Ancak bu konuşmadan bir buçuk saat kadar sonra CHP lideri Kemal Kılıçdaroğlu grup konuşmasında Mahkemeye değil, halka gideceklerini, “otoriter rejim” ile sonuçlanacağını öne sürdüğü bu Anayasayı halkın reddedeceğine inandığını söyledi.

AK Parti referandum sürecinin ilk dönemecinde CHP tarafından deyim yerindeyse ters köşeye yatırılmış görünüyordu.

İkinci etken ise daha stratejik düzeyde ve aslında daha çok Cumhurbaşkanı Erdoğan’ı endişelendirebilecek türden.

Erdoğan (ve aslında Yıldırım da) henüz ABD’den duymak istediklerini, duymuş değiller…

Ne Suriye iç savaşı ve Beşar Esad yönetiminin geleceği, ne IŞİD ile mücadele, ne PYD/PKK tutumu ve ne de gizli Fethullahçı örgütlenme konusunda…

Erdoğan’ın 8 Şubat’ta Trump ile yaptığı ilk görüşmede de beklediği sözleri duyamadığı anlaşılıyor. Hemen ardından gelen CIA Başkanı Michael Pompeo ile yapılan görüşmeler, Trump’un şu anda her nasıl olursa ve kiminle ittifak kurarsa kursun (PYD’den Esad’a kadar herkes olabilir) tek önceliğinin IŞİD olduğunu gösterdi.

Hükümet bu tablo üzerine belki çok daha önce yapması gereken bir şeyi yapıp Dışişleri Müsteşarı Ümit Yalçın’ı üst düzey diplomatik ve teknik görüşmeler için Washington’a gönderdi.

Ama şu anda Washington’daki durum geçen haftaya göre çok daha karışık, çünkü Trump’ın başka baş ağrıları da çıktı; Ulusal Güvenlik Danışmanı Michael Flynn’in üstelik Rusya gibi ezeli bir rakiple ortaya çıkan güvenlik açığı nedeniyle istifası gibi.

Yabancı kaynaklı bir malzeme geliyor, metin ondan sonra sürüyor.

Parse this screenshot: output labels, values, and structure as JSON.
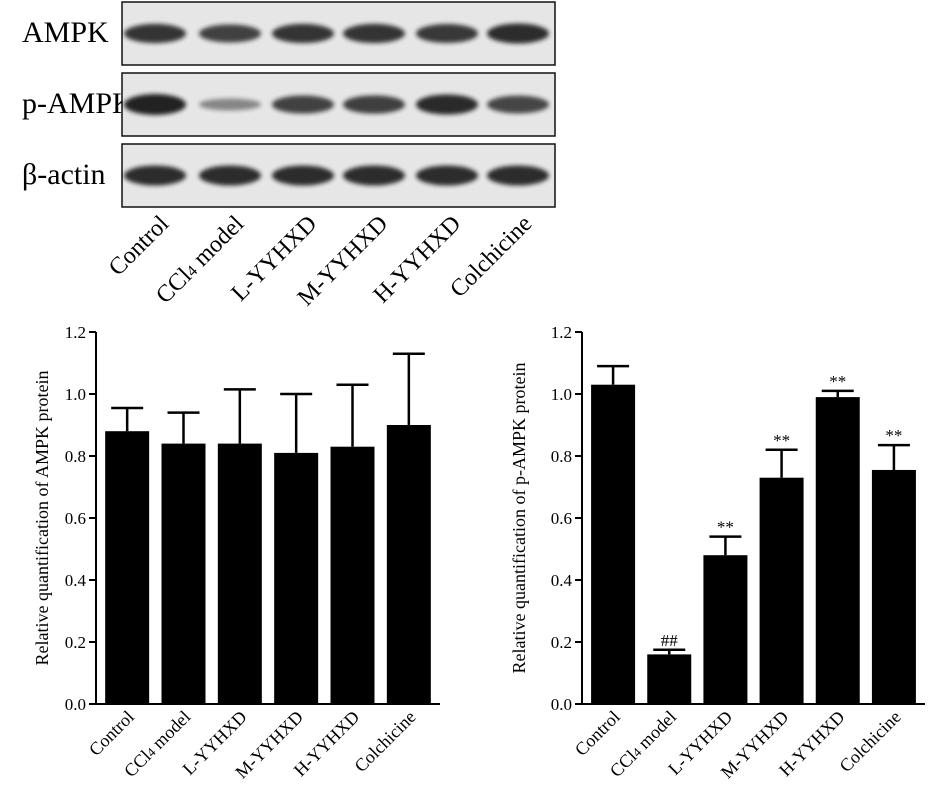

Oysa bir yandan çok değerli zaman akıp gidiyor, o arada Rusya hem Suriye hem de Kürtler konusunda elini güçlendiriyor ve Suriye içlerine El-Bab merkezine dek ilerlemesini bir yerde Rusya ile işbirliğine de bağlayan Türkiye’nin hem Rusya, hem ABD’ye karşı kozları zayıflıyor.

Yani Ankara’nın önünü görüp stratejik adımları hem içeride, hem dışarıda atması için biraz daha zamana ihtiyacı olabilir.

Bu iki etken, AK Parti’nin “Evet” kampanyasını on gün daha ötelemesindeki diğer etkenlerden biraz daha öne çıkıyor.

Tabii bu arada “Hayır” tarafında olanlarda da gelişmeler var.

Bir süredir siyaset kulisinde tutuklamaların HDP’de sandığı boykot tepkisine yol açması halinde “Hayır” oylarının zaten ciddi miktarda düşeceği yorumları yapılıyordu.

Dün HDP’li Sırrı Süreyya Önder ve Filiz Kerestecioğlu ayrı ayrı boykota gitmeyeceklerini söylediler.

Neresinden bakarsanız bakın, bütün siyasi oyuncular ve aslında bütün millet için zor bir 60 gün olduğu görünüyor önümüzde.